Wesley Smith who is a lawyer, associate director of the International Task Force on Euthanasia and Assisted Suicide and senior fellow at the Discovery Institute has published an article in the Telegraph of the experience of Oregon and its “assisted suicide” law.

“Imagine that you have lung (or prostate cancer, I know it is rare, but some of us might have it! – my addition) cancer. It has been in remission, but tests show the cancer has returned and is likely to be terminal. Still, you do have some hope to survive. Chemotherapy could extend your life, if not save it. You ask to begin treatment. But, you soon receive more devastating news. A letter from the government informs you that the cost of chemotherapy is deemed an unjustified expense for the limited extra time it would provide. However, the government is not without compassion and you are also informed that whenever you are ready, it will gladly pay for your assisted suicide.

That is exactly what happened last year to two cancer patients in Oregon, where assisted suicide is legal!

Barbara Wagner had recurrent lung cancer and Randy Stroup had prostate cancer. They both were on Medicaid. The state informed them that it would not pay for the chemotherapy treatment, but it would pay for their assisted suicide. “It dropped my chin to the floor,” Stroup told the media. “

[How could they] not pay for medication that would help my life, and yet offer to pay to end my life?”

I personally am in favor of the legalization of assisted suicide in certain medical situations, but I am forced to gasp and take a second look at when you hear about this type of abuse. Advocates still insist that Oregon’s assisted suicide law can be carried out with out abuses, but these actual cases do shake my belief and confidence.

Some individuals now have likened the Oregon law allowing euthanasia to be more a duty to dye as opposed to a right to die.

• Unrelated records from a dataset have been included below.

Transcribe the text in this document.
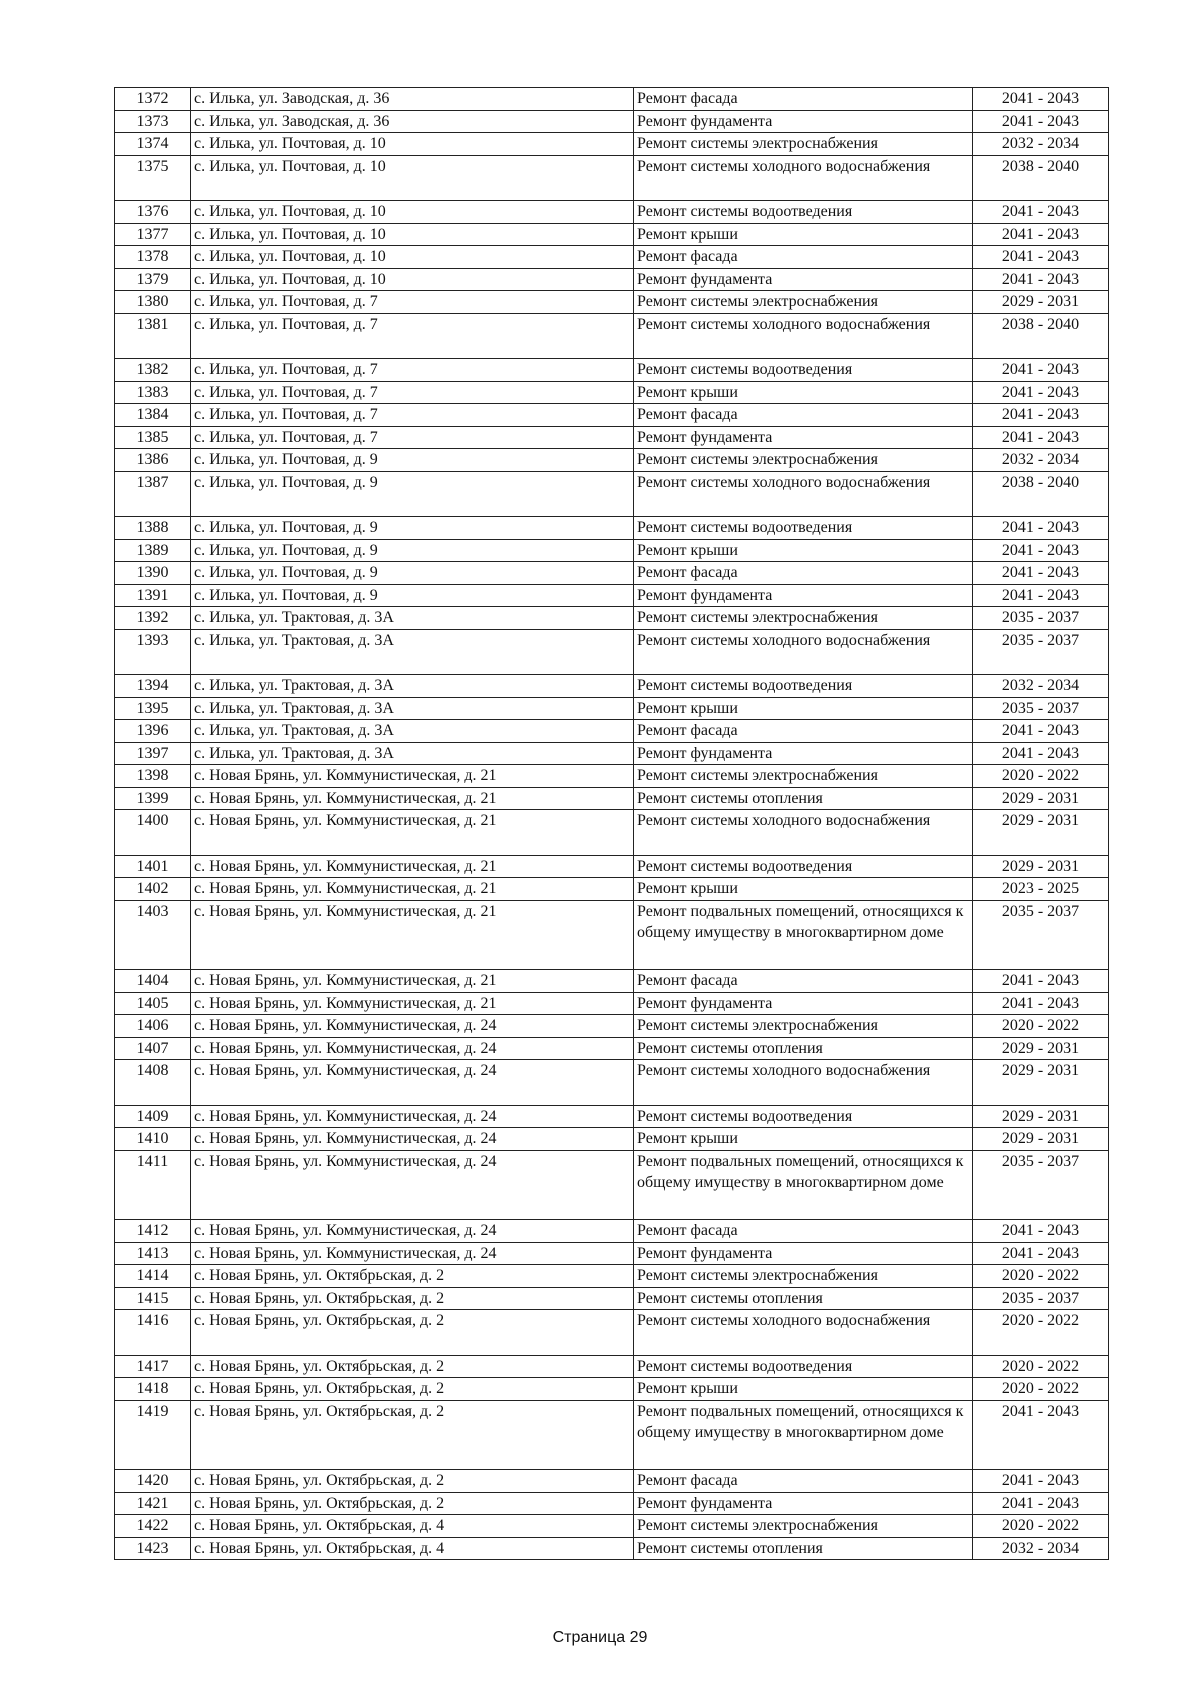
1372	с. Илька, ул. Заводская, д. 36	Ремонт фасада	2041 - 2043
1373	с. Илька, ул. Заводская, д. 36	Ремонт фундамента	2041 - 2043
1374	с. Илька, ул. Почтовая, д. 10	Ремонт системы электроснабжения	2032 - 2034
1375	с. Илька, ул. Почтовая, д. 10	Ремонт системы холодного водоснабжения	2038 - 2040
1376	с. Илька, ул. Почтовая, д. 10	Ремонт системы водоотведения	2041 - 2043
1377	с. Илька, ул. Почтовая, д. 10	Ремонт крыши	2041 - 2043
1378	с. Илька, ул. Почтовая, д. 10	Ремонт фасада	2041 - 2043
1379	с. Илька, ул. Почтовая, д. 10	Ремонт фундамента	2041 - 2043
1380	с. Илька, ул. Почтовая, д. 7	Ремонт системы электроснабжения	2029 - 2031
1381	с. Илька, ул. Почтовая, д. 7	Ремонт системы холодного водоснабжения	2038 - 2040
1382	с. Илька, ул. Почтовая, д. 7	Ремонт системы водоотведения	2041 - 2043
1383	с. Илька, ул. Почтовая, д. 7	Ремонт крыши	2041 - 2043
1384	с. Илька, ул. Почтовая, д. 7	Ремонт фасада	2041 - 2043
1385	с. Илька, ул. Почтовая, д. 7	Ремонт фундамента	2041 - 2043
1386	с. Илька, ул. Почтовая, д. 9	Ремонт системы электроснабжения	2032 - 2034
1387	с. Илька, ул. Почтовая, д. 9	Ремонт системы холодного водоснабжения	2038 - 2040
1388	с. Илька, ул. Почтовая, д. 9	Ремонт системы водоотведения	2041 - 2043
1389	с. Илька, ул. Почтовая, д. 9	Ремонт крыши	2041 - 2043
1390	с. Илька, ул. Почтовая, д. 9	Ремонт фасада	2041 - 2043
1391	с. Илька, ул. Почтовая, д. 9	Ремонт фундамента	2041 - 2043
1392	с. Илька, ул. Трактовая, д. 3А	Ремонт системы электроснабжения	2035 - 2037
1393	с. Илька, ул. Трактовая, д. 3А	Ремонт системы холодного водоснабжения	2035 - 2037
1394	с. Илька, ул. Трактовая, д. 3А	Ремонт системы водоотведения	2032 - 2034
1395	с. Илька, ул. Трактовая, д. 3А	Ремонт крыши	2035 - 2037
1396	с. Илька, ул. Трактовая, д. 3А	Ремонт фасада	2041 - 2043
1397	с. Илька, ул. Трактовая, д. 3А	Ремонт фундамента	2041 - 2043
1398	с. Новая Брянь, ул. Коммунистическая, д. 21	Ремонт системы электроснабжения	2020 - 2022
1399	с. Новая Брянь, ул. Коммунистическая, д. 21	Ремонт системы отопления	2029 - 2031
1400	с. Новая Брянь, ул. Коммунистическая, д. 21	Ремонт системы холодного водоснабжения	2029 - 2031
1401	с. Новая Брянь, ул. Коммунистическая, д. 21	Ремонт системы водоотведения	2029 - 2031
1402	с. Новая Брянь, ул. Коммунистическая, д. 21	Ремонт крыши	2023 - 2025
1403	с. Новая Брянь, ул. Коммунистическая, д. 21	Ремонт подвальных помещений, относящихся к общему имуществу в многоквартирном доме	2035 - 2037
1404	с. Новая Брянь, ул. Коммунистическая, д. 21	Ремонт фасада	2041 - 2043
1405	с. Новая Брянь, ул. Коммунистическая, д. 21	Ремонт фундамента	2041 - 2043
1406	с. Новая Брянь, ул. Коммунистическая, д. 24	Ремонт системы электроснабжения	2020 - 2022
1407	с. Новая Брянь, ул. Коммунистическая, д. 24	Ремонт системы отопления	2029 - 2031
1408	с. Новая Брянь, ул. Коммунистическая, д. 24	Ремонт системы холодного водоснабжения	2029 - 2031
1409	с. Новая Брянь, ул. Коммунистическая, д. 24	Ремонт системы водоотведения	2029 - 2031
1410	с. Новая Брянь, ул. Коммунистическая, д. 24	Ремонт крыши	2029 - 2031
1411	с. Новая Брянь, ул. Коммунистическая, д. 24	Ремонт подвальных помещений, относящихся к общему имуществу в многоквартирном доме	2035 - 2037
1412	с. Новая Брянь, ул. Коммунистическая, д. 24	Ремонт фасада	2041 - 2043
1413	с. Новая Брянь, ул. Коммунистическая, д. 24	Ремонт фундамента	2041 - 2043
1414	с. Новая Брянь, ул. Октябрьская, д. 2	Ремонт системы электроснабжения	2020 - 2022
1415	с. Новая Брянь, ул. Октябрьская, д. 2	Ремонт системы отопления	2035 - 2037
1416	с. Новая Брянь, ул. Октябрьская, д. 2	Ремонт системы холодного водоснабжения	2020 - 2022
1417	с. Новая Брянь, ул. Октябрьская, д. 2	Ремонт системы водоотведения	2020 - 2022
1418	с. Новая Брянь, ул. Октябрьская, д. 2	Ремонт крыши	2020 - 2022
1419	с. Новая Брянь, ул. Октябрьская, д. 2	Ремонт подвальных помещений, относящихся к общему имуществу в многоквартирном доме	2041 - 2043
1420	с. Новая Брянь, ул. Октябрьская, д. 2	Ремонт фасада	2041 - 2043
1421	с. Новая Брянь, ул. Октябрьская, д. 2	Ремонт фундамента	2041 - 2043
1422	с. Новая Брянь, ул. Октябрьская, д. 4	Ремонт системы электроснабжения	2020 - 2022
1423	с. Новая Брянь, ул. Октябрьская, д. 4	Ремонт системы отопления	2032 - 2034
Страница 29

A study published in the Journal of Internal Medicine last year claimed that many doctors in Oregon write lethal prescriptions for patients who are not experiencing significant symptoms at the time the prescriptions are written. It concluded that assisted suicide practice has had little do with any inability to alleviate pain which was one of the main motivations for legalizing assisted suicide.

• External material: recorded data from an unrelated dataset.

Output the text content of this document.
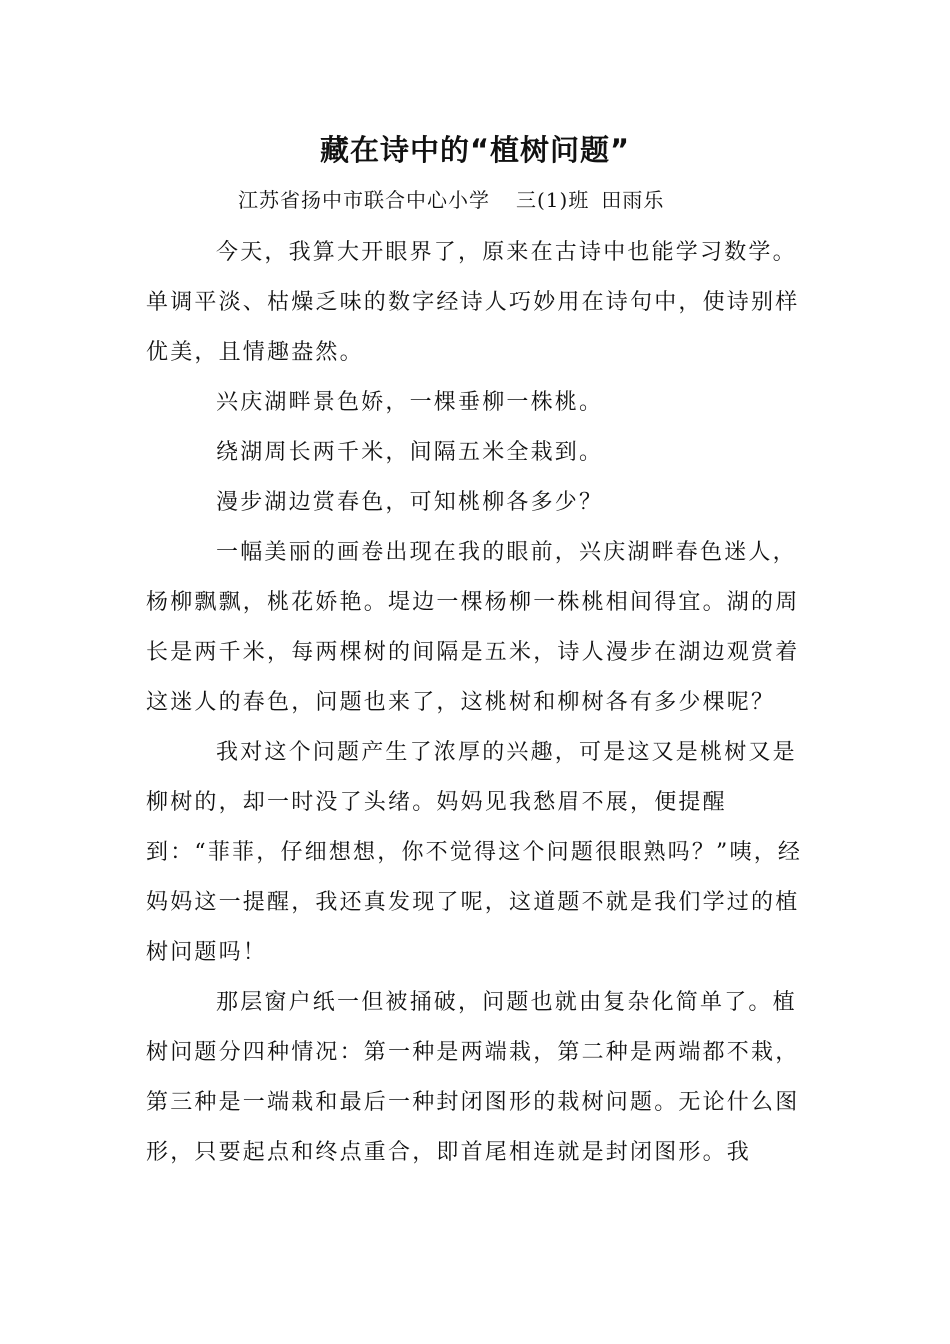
藏在诗中的“植树问题”
江苏省扬中市联合中心小学 三(1)班 田雨乐

今天，我算大开眼界了，原来在古诗中也能学习数学。单调平淡、枯燥乏味的数字经诗人巧妙用在诗句中，使诗别样优美，且情趣盎然。

兴庆湖畔景色娇，一棵垂柳一株桃。

绕湖周长两千米，间隔五米全栽到。

漫步湖边赏春色，可知桃柳各多少？

一幅美丽的画卷出现在我的眼前，兴庆湖畔春色迷人，杨柳飘飘，桃花娇艳。堤边一棵杨柳一株桃相间得宜。湖的周长是两千米，每两棵树的间隔是五米，诗人漫步在湖边观赏着这迷人的春色，问题也来了，这桃树和柳树各有多少棵呢？

我对这个问题产生了浓厚的兴趣，可是这又是桃树又是柳树的，却一时没了头绪。妈妈见我愁眉不展，便提醒到：“菲菲，仔细想想，你不觉得这个问题很眼熟吗？”咦，经妈妈这一提醒，我还真发现了呢，这道题不就是我们学过的植树问题吗！

那层窗户纸一但被捅破，问题也就由复杂化简单了。植树问题分四种情况：第一种是两端栽，第二种是两端都不栽，第三种是一端栽和最后一种封闭图形的栽树问题。无论什么图形，只要起点和终点重合，即首尾相连就是封闭图形。我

According to the study, family members often described their loved ones who elect to pursue “physician-assisted death” as individuals for whom being in control is important. Their concerns were in the anticipation of the negative aspects of dying because they believe the impending loss of self and quality of life will be intolerable. They also often cited the fear becoming a burden to others, yet they also wanted to die at home. Their concerns about what the future may hold was substantially more powerful for them than what they experienced at that point in time.

Shockingly, when a depressed patient asks their doctor’s to write a lethal prescription it is rare that a physician refers them for a psychiatric consult! Hospices are geared to address such concerns, but with a lethal perscription in hand these individuals never enter into the hospice system.

Mr. Smith’s major concern is that the current guidelines do not protect depressed people. The law does not require treatment when depression is suspected, and very few terminal patients who ask for assisted suicide are referred for psychiatric consultations. Shockingly, in 2008 not one patient who received a lethal prescription was referred by the prescribing doctor for a mental health evaluation. Try and explain this.

Dr Kathleen Foley, who is a palliative care physician and psychiatrist Dr. Herbert Hendin, an expert on suicide prevention, wrote in a scathing exposé of Oregon assisted suicide that “physicians are able to assist in suicide without inquiring into the source of the medical, psychological, social and existential concerns that usually underlie requests … even though this type of inquiring produces the kind of discussion that often leads to relief for patients and makes assisted suicide seem unnecessary.”

I continue to believe that we should legalize doctor assisted suicide, but the Oregon model needs to be re-evaluated and it needs to re-examined now.

By the way, Wagner eventually received free medication from the drug manufacturer, but she has since died. The denial of chemotherapy to Stroup was reversed on appeal after his story hit the media.